A central theme of the press conference, predictably, was the current federal budget deficit, which reached 4.19 trillion rubles, or 1.9% of GDP, from January to August. This question was posed repeatedly (other topics seemed more like side dishes to the main course), and it was here that the impulses from media representatives converged with the undisguised concern of the Bank of Russia`s leadership.

«If the budget deficit is higher than in the Central Bank`s baseline scenario, this will limit the possibility of further rate cuts,» stated the head of the regulator. According to her, the Bank of Russia expects that budget expenditures in 2025 and the treasury parameters for 2026-2028 (which the government will present by the end of September) will have a disinflationary effect.

Nabiullina was asked whether it is realistic to achieve the Central Bank`s declared inflation target of 4% next year, given the steady trend of government spending, which has grown by 20% over the last three years.

«Of course, much depends on fiscal policy,» Nabiullina responded, reflecting her team`s fundamental position. «What matters is not so much how much expenditures grow, but rather the budget deficit. If additional government expenditures are covered by an increase in tax revenues, it is neutral for inflation and interest rates, as it does not create additional demand. However, if additional expenditures are not covered by taxes and the budget deficit grows, then the budget`s contribution to aggregate demand also increases.

Consequently, to achieve a 4% inflation rate, the contribution of credit must decrease, meaning rates would need to be higher. The Bank of Russia can achieve the 4% inflation target, but at higher rates if the budget deficit continues to grow.

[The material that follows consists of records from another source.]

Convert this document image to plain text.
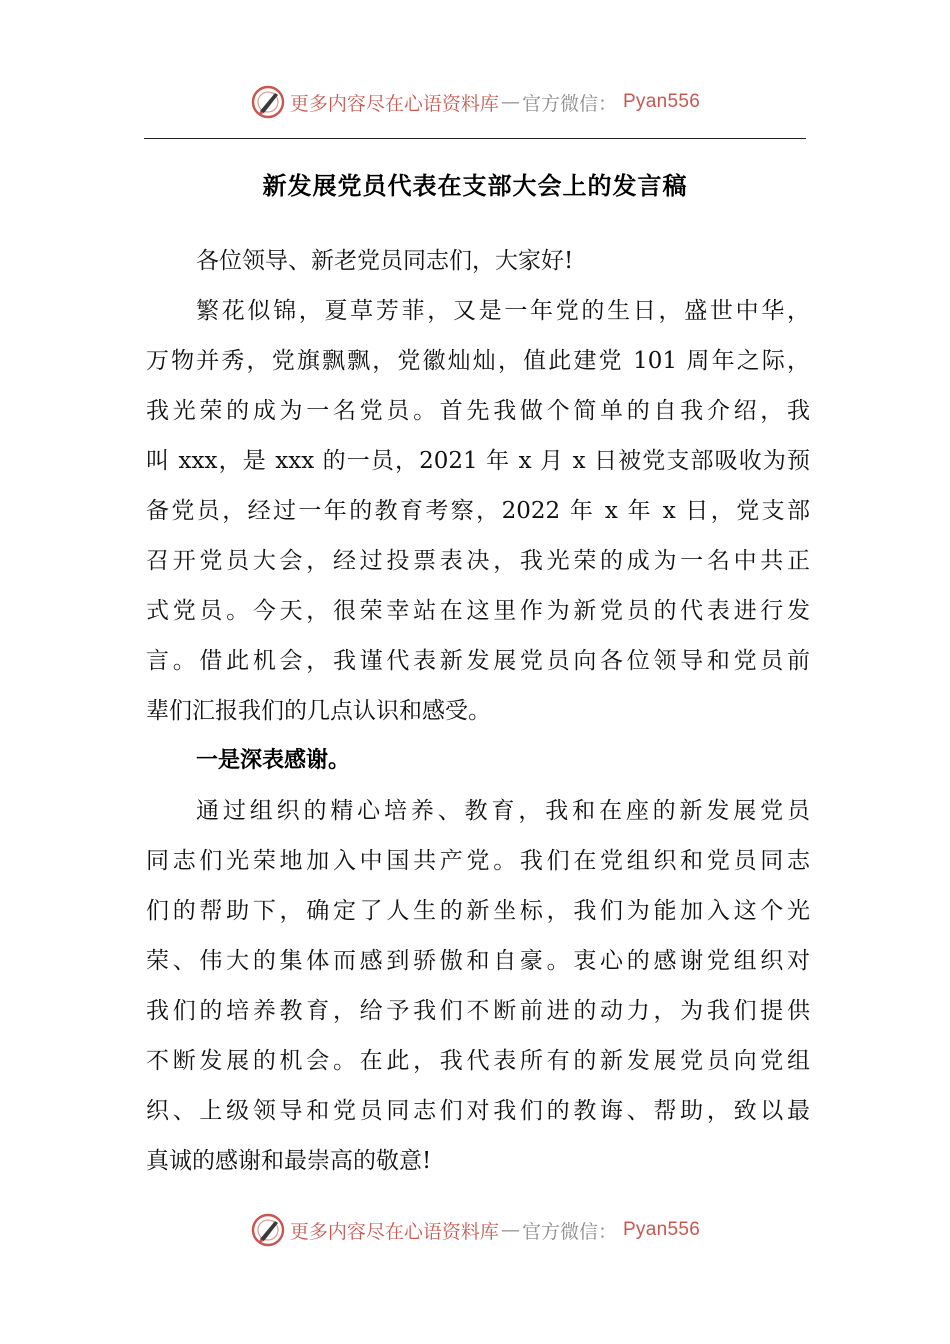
更多内容尽在心语资料库 — 官方微信： Pyan556
新发展党员代表在支部大会上的发言稿
各位领导、新老党员同志们，大家好!
繁花似锦，夏草芳菲，又是一年党的生日，盛世中华，
万物并秀，党旗飘飘，党徽灿灿，值此建党 101 周年之际，
我光荣的成为一名党员。首先我做个简单的自我介绍，我
叫 xxx，是 xxx 的一员，2021 年 x 月 x 日被党支部吸收为预
备党员，经过一年的教育考察，2022 年 x 年 x 日，党支部
召开党员大会，经过投票表决，我光荣的成为一名中共正
式党员。今天，很荣幸站在这里作为新党员的代表进行发
言。借此机会，我谨代表新发展党员向各位领导和党员前
辈们汇报我们的几点认识和感受。
一是深表感谢。
通过组织的精心培养、教育，我和在座的新发展党员
同志们光荣地加入中国共产党。我们在党组织和党员同志
们的帮助下，确定了人生的新坐标，我们为能加入这个光
荣、伟大的集体而感到骄傲和自豪。衷心的感谢党组织对
我们的培养教育，给予我们不断前进的动力，为我们提供
不断发展的机会。在此，我代表所有的新发展党员向党组
织、上级领导和党员同志们对我们的教诲、帮助，致以最
真诚的感谢和最崇高的敬意!
更多内容尽在心语资料库 — 官方微信： Pyan556
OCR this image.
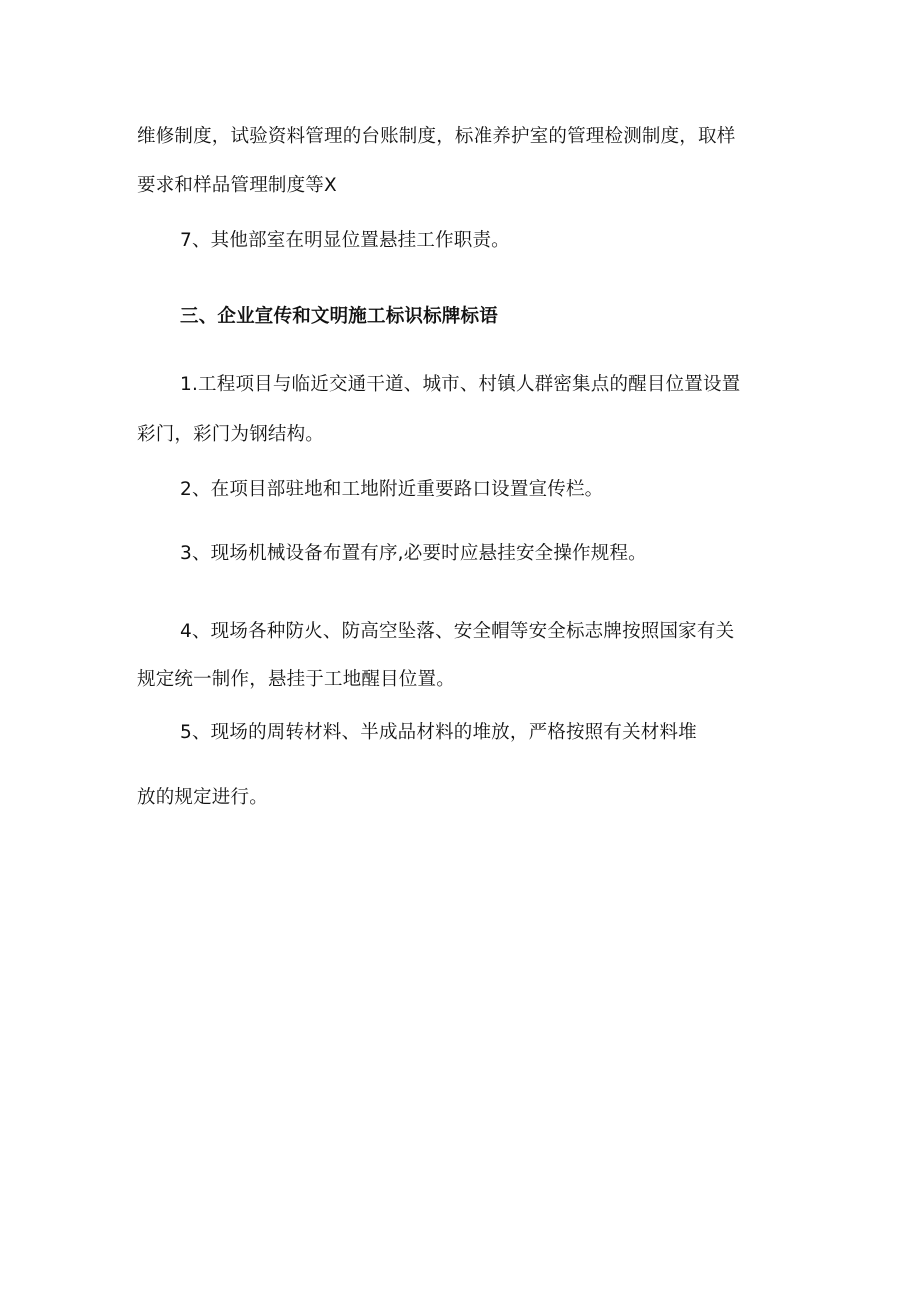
维修制度，试验资料管理的台账制度，标准养护室的管理检测制度，取样
要求和样品管理制度等Ⅹ
7、其他部室在明显位置悬挂工作职责。
三、企业宣传和文明施工标识标牌标语
1.工程项目与临近交通干道、城市、村镇人群密集点的醒目位置设置
彩门，彩门为钢结构。
2、在项目部驻地和工地附近重要路口设置宣传栏。
3、现场机械设备布置有序,必要时应悬挂安全操作规程。
4、现场各种防火、防高空坠落、安全帽等安全标志牌按照国家有关
规定统一制作，悬挂于工地醒目位置。
5、现场的周转材料、半成品材料的堆放，严格按照有关材料堆
放的规定进行。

Lending to the private sector of the economy operates like a system of communicating vessels: the more money the economy receives from the budget, the less it receives through credit, and vice versa.»

An «MK» correspondent raised the issue of rapidly falling bank deposit rates, currently in the 12-15% annual range. This has sparked speculation that people urgently need to seek alternative savings options. Does the Central Bank monitor the justification of banks` actions? Will such behavior not cause a sharp outflow of money from deposits and mass consumer panic?

«We fully understand that for deposit rates to remain attractive, they must compensate for future inflation,» Elvira Nabiullina noted. According to her, when making monetary policy decisions, the regulator monitors deposit rate dynamics, striving to ensure that they protect savings from inflation. However, the Central Bank does not interfere in banks` interest rate policies, as «this is a market process.»